And use subplot() to arrange them together into one plotly widget with the specified widths.

subplot(
hexp, hexp2, hexp3, hexp4,
  nrows=2, shareX=T, shareY=T, widths=c(0.65, 0.35))
## We recommend that you use the dev version of ggplot2 with `ggplotly()`
## Install it with: `devtools::install_github('hadley/ggplot2')`
## We recommend that you use the dev version of ggplot2 with `ggplotly()`
## Install it with: `devtools::install_github('hadley/ggplot2')`
## We recommend that you use the dev version of ggplot2 with `ggplotly()`
## Install it with: `devtools::install_github('hadley/ggplot2')`
## We recommend that you use the dev version of ggplot2 with `ggplotly()`
## Install it with: `devtools::install_github('hadley/ggplot2')`

Note that as we use the interactive selection tools or zoom in on any part of the plot (either plot) the other plots will be refreshed accordingly - a pretty neat feature considering how simple it is to set it up!

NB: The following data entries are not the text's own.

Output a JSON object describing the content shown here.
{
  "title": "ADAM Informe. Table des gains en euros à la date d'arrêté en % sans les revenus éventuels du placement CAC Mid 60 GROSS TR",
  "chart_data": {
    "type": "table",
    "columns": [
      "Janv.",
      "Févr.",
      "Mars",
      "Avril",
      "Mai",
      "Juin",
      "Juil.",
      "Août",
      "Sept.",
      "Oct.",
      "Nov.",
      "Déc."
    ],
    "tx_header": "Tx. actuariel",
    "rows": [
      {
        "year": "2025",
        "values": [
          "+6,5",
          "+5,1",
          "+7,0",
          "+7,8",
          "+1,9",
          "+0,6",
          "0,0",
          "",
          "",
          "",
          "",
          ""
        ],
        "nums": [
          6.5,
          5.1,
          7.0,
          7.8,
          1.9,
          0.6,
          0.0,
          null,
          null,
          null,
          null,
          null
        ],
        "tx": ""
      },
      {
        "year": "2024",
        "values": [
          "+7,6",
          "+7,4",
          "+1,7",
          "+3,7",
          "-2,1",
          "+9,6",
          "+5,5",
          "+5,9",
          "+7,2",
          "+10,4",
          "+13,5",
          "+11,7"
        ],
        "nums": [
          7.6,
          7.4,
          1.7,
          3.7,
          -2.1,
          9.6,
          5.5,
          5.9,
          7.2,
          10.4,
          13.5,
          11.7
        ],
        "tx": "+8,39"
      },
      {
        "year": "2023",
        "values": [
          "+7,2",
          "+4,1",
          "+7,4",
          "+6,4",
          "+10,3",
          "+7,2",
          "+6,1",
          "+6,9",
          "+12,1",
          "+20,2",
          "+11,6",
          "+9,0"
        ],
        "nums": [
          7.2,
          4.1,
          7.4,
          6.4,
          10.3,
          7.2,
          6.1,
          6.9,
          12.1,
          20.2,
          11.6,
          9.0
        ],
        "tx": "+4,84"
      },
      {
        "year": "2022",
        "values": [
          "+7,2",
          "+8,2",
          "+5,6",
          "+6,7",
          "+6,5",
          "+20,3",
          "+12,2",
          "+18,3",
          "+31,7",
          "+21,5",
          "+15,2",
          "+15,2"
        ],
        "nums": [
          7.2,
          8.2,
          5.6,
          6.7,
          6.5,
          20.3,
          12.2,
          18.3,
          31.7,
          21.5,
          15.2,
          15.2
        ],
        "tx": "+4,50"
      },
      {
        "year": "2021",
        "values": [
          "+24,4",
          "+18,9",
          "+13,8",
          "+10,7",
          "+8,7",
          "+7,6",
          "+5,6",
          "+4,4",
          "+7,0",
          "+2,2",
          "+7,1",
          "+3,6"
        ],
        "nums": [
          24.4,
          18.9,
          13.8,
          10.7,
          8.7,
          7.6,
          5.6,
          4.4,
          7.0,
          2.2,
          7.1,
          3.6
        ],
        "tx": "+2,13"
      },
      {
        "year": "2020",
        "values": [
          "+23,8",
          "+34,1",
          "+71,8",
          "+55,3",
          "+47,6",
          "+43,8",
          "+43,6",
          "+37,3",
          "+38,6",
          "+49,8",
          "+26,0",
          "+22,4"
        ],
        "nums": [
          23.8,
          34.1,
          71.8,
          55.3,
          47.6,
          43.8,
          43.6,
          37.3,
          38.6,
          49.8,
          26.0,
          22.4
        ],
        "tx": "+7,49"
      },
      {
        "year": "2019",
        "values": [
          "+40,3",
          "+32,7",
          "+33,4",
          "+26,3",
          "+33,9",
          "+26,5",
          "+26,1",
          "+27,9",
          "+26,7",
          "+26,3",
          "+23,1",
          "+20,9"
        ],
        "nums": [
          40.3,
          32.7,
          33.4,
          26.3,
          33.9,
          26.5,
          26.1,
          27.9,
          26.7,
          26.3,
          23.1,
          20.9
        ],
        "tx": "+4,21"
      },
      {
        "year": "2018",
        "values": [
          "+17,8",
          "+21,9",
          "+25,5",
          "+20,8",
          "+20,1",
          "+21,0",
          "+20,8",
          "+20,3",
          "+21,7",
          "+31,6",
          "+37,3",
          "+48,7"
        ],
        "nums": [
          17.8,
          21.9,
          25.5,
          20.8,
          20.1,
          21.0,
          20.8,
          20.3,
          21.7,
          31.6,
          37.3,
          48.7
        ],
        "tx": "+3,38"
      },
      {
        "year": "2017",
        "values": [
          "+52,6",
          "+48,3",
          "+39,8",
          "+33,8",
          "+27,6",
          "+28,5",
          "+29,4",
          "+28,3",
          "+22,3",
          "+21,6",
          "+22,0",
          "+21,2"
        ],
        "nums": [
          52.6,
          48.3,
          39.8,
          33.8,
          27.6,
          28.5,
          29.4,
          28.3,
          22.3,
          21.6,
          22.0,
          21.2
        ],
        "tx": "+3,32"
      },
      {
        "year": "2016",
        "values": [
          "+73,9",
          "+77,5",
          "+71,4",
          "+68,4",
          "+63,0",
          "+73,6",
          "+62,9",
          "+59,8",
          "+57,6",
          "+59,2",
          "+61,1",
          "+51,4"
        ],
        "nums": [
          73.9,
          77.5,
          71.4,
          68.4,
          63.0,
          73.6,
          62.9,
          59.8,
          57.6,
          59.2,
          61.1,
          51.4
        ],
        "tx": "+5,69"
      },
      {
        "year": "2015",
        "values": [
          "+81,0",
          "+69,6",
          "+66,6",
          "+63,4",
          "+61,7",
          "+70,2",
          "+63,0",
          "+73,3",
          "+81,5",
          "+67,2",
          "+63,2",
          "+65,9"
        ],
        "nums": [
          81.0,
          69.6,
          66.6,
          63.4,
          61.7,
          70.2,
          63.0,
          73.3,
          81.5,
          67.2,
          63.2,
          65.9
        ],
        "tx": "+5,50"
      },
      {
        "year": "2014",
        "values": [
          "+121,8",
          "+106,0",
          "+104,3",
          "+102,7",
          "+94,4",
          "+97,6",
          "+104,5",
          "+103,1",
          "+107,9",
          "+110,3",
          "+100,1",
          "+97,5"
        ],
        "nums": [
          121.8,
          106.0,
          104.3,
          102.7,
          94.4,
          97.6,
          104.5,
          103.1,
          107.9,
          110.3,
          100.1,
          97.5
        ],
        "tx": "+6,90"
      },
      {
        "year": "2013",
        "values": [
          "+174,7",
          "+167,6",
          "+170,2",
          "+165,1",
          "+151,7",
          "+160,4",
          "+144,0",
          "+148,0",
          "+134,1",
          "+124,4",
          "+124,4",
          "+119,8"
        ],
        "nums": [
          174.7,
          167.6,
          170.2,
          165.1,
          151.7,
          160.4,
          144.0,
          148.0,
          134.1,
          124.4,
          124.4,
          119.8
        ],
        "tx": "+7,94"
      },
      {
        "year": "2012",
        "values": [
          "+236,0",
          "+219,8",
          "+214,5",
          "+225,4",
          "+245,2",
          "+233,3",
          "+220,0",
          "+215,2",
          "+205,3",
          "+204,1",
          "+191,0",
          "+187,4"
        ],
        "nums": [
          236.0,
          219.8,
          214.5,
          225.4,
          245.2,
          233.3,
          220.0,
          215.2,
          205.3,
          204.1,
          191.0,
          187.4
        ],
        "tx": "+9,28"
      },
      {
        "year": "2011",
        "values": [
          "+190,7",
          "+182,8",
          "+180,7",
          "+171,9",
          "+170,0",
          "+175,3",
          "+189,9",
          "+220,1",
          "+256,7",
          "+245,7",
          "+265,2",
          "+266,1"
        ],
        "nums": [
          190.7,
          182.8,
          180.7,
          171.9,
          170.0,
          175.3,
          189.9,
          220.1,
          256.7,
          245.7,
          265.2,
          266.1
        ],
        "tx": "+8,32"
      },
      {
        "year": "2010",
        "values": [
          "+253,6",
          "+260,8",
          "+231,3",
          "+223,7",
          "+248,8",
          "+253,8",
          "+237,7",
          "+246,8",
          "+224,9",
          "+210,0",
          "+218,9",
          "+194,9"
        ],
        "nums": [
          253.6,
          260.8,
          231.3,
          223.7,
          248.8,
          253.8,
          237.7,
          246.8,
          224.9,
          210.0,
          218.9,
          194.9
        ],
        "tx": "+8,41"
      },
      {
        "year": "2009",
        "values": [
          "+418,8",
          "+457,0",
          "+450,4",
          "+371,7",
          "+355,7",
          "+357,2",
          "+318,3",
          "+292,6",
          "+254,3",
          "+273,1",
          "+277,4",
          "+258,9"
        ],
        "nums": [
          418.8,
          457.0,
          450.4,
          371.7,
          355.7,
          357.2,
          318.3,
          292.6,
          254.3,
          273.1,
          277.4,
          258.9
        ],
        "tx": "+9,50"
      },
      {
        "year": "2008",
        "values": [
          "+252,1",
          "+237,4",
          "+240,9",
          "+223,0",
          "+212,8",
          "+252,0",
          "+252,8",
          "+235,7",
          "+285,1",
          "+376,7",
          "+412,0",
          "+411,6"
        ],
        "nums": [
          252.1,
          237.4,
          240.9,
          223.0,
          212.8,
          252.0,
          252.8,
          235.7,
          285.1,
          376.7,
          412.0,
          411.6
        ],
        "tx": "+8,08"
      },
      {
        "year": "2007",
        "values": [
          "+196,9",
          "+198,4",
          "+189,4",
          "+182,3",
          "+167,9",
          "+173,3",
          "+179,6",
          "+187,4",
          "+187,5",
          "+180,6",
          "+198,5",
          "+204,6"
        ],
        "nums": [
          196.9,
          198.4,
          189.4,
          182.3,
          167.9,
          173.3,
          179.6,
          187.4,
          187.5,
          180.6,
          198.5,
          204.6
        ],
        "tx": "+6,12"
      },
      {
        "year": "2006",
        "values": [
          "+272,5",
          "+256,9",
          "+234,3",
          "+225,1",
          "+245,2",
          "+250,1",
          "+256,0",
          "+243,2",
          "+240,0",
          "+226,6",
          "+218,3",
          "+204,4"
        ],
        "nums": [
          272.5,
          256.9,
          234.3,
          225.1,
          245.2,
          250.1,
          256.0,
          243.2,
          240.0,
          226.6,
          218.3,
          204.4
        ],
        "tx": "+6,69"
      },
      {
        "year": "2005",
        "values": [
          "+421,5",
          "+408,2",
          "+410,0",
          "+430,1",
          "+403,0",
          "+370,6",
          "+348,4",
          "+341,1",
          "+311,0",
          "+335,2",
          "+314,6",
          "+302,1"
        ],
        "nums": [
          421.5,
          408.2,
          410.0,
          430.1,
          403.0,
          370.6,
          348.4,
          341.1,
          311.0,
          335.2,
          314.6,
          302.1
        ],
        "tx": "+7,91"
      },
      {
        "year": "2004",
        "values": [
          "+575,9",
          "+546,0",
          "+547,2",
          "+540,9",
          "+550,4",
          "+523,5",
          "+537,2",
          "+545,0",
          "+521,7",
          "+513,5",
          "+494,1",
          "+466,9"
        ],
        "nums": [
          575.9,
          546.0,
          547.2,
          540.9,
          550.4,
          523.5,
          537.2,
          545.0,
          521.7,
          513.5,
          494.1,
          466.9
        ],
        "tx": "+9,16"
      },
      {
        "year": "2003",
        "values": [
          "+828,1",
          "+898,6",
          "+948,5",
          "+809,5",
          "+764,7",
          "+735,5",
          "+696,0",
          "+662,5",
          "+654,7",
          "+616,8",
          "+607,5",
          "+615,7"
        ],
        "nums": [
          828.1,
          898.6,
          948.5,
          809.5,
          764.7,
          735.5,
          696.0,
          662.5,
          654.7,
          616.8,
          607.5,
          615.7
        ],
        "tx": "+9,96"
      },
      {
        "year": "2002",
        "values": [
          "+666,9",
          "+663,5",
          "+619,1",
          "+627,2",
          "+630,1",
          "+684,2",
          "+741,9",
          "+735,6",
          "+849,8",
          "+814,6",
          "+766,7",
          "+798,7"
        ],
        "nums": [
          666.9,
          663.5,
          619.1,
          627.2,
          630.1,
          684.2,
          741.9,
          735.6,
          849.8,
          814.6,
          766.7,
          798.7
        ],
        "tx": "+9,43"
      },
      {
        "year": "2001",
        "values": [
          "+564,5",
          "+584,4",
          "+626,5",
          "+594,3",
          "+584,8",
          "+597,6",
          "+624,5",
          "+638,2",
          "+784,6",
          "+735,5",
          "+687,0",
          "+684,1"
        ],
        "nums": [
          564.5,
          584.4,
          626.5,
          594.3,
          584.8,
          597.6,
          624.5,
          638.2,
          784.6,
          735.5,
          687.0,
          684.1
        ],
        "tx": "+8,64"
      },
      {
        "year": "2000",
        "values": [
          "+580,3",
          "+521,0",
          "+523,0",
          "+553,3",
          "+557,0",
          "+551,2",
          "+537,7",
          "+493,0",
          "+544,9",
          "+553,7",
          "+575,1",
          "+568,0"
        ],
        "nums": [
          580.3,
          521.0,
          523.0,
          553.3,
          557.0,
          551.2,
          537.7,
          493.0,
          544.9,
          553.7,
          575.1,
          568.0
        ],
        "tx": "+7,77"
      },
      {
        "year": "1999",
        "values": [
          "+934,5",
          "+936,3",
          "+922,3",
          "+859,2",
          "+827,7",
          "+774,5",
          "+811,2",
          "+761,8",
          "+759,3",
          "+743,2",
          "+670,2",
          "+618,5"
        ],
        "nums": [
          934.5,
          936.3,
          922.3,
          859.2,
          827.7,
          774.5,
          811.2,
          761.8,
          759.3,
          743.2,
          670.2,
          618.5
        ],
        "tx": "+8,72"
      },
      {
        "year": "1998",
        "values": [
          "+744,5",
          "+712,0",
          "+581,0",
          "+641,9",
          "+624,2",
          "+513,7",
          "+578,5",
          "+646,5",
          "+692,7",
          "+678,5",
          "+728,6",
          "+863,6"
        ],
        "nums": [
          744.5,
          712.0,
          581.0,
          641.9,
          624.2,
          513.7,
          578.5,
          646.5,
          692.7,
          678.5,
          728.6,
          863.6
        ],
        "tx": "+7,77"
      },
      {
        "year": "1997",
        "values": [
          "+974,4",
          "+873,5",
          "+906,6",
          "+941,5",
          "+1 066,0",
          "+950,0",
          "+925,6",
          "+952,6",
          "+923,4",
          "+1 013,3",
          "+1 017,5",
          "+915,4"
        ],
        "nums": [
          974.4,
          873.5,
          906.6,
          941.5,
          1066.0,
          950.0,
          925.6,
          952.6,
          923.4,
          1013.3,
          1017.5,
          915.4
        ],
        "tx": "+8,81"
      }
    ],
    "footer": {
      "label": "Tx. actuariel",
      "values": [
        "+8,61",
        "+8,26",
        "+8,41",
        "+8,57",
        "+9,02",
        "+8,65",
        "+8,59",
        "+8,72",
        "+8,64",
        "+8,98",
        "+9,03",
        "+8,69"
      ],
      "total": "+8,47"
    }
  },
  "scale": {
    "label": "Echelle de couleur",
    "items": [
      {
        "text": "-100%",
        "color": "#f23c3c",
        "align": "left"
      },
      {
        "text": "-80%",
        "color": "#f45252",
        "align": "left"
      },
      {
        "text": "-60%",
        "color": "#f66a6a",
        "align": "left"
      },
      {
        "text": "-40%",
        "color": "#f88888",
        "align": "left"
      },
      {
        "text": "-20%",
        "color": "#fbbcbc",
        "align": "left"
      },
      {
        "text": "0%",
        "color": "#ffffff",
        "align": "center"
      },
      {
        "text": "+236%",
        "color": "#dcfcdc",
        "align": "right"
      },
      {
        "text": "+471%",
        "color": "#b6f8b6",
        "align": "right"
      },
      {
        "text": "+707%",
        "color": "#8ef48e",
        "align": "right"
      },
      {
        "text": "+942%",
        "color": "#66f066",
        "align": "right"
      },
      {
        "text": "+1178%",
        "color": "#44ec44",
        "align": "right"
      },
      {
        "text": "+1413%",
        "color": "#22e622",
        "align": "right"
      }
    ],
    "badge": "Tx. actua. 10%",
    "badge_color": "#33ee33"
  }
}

Note that the common title automatically takes the last plot’s title, so in this case the common (shared) title inherits from hexp4. As of its current development cycle, plotly does not support titles or any similar functionalities yet so adding a subplot title or even a mutual title is a bit hackerish (using annotate()1) and beyond the scope of this coursebook. As and when this change in a future release / update, I will update this coursebook accordingly to include examples.

5 Flex Dashboard

Flex Dashboard is an R package that “easily create flexible, attractive, interactive dashboards with R”. Authoring and customization of dashboards is done using R Markdown with the flexdashboard::flex_dashboard output format. To get started, install flexdashboard using the standard installation process you should be familiar by now:
install.packages(flexdashboard)

When that is done, create a new R Markdown document from within RStudio, choose “From Template” and then Flex Dashboard as following:

The template code that was generated for you takes some default value - for example it chooses to have a columns orientation and set your layout to fill.

If you like your plots to change in height so as to fill the web page vertically, the vertical_layout: fill (default) setting should be kept. If you want the charts to maintain their original height instead, this makes it necessary to have page scrolling in order to accommodate all your plots. That can be done by setting vertical_layout to a scrolling layout using scroll.

Within each of the code chunk of the Rmd template code that was generated for you, you will find it common to enter:
- R graphical output (plot(), ggplot()) - Interactive JavaScript data visualization based on htmlwidgets (plotly)
- Tabular data (table())
- Common summary data, text, values etc

6 Summary

Congratulations on getting started with making interactive plots using plotly and flexdashboard - in the remaining sessions of this workshop we’ll look at creating an interactive document that allow the end user to interact with our creation and we’ll publish our project onto the web in the learn-by-building module.

I hope you’re starting to feel more accomplished from the earlier days when we are all learning the ropes in our first few session. As always, the secret to fluency is practice!

Happy coding!

Samuel

7 Reference Answer

comedy2 <- vids %>% 
  filter(category_id == "Comedy") %>%
  group_by(channel_title) %>%
  summarise(count = n()) %>%
  arrange(desc(count))